Перешагивая через две-три ступеньки, они, запыхавшись, влетели на перрон надземной дороги и едва успели вскочить в отходящий поезд.
— Полип [12] даже не крикнул нам: «Останьтесь!»
— У него более серьезные заботы, о, дочь воздуха! — ответил Гейнц.
Они сидели в купе друг против друга, истые дети четырех бедственных лет, дети голода. С черствинкой, пожалуй, и предерзкие на язык, но, в общем, во всем для них насущно важном, — надежные ребята.

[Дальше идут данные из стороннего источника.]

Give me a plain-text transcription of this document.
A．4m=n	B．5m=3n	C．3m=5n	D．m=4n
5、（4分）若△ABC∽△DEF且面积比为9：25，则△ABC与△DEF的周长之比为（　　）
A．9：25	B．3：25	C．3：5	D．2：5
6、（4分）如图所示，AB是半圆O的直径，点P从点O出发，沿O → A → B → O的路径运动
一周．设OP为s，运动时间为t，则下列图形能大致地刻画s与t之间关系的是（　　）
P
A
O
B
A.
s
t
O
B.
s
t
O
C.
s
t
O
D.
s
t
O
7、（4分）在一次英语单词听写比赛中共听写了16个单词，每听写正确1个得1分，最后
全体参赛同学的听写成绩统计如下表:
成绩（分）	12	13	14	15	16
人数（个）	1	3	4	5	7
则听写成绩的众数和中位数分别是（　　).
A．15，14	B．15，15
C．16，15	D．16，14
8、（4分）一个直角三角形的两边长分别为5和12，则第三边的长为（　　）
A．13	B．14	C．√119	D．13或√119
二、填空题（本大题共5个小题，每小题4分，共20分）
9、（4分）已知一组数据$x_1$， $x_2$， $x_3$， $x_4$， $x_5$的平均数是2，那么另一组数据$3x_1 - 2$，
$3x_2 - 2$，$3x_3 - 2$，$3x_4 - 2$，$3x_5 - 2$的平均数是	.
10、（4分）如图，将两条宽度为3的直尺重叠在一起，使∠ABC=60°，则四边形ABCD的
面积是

Они были одеты так плохо, как только возможно во времена, когда исправную одежду из приличной материи просто не достанешь. На Гейнце был костюм, кое-как составленный из отборных остатков гардероба его старших братьев, костюм, из которого он вырос и который уже не однажды латали. У Ирмы из-под вытертого холодного пальтеца выглядывало линялое платье — только несколько свежих заплат указывали на его первоначальный цвет. Юбка едва доходила до обтянутых бумажными чулками колен, на которых рельефно выделялись заштопанные места. Но особенно жалкий вид имели башмаки, чиненые-перечиненые самими хозяевами, с толстыми нашитыми заплатами, тщательно простроченными вдоль и поперек, и с небрежными нашлепками на резиновом клею — башмаки на деревянных подошвах, которыми при желании оглушительно стучали.
12
На берлинском жаргоне — полицейский.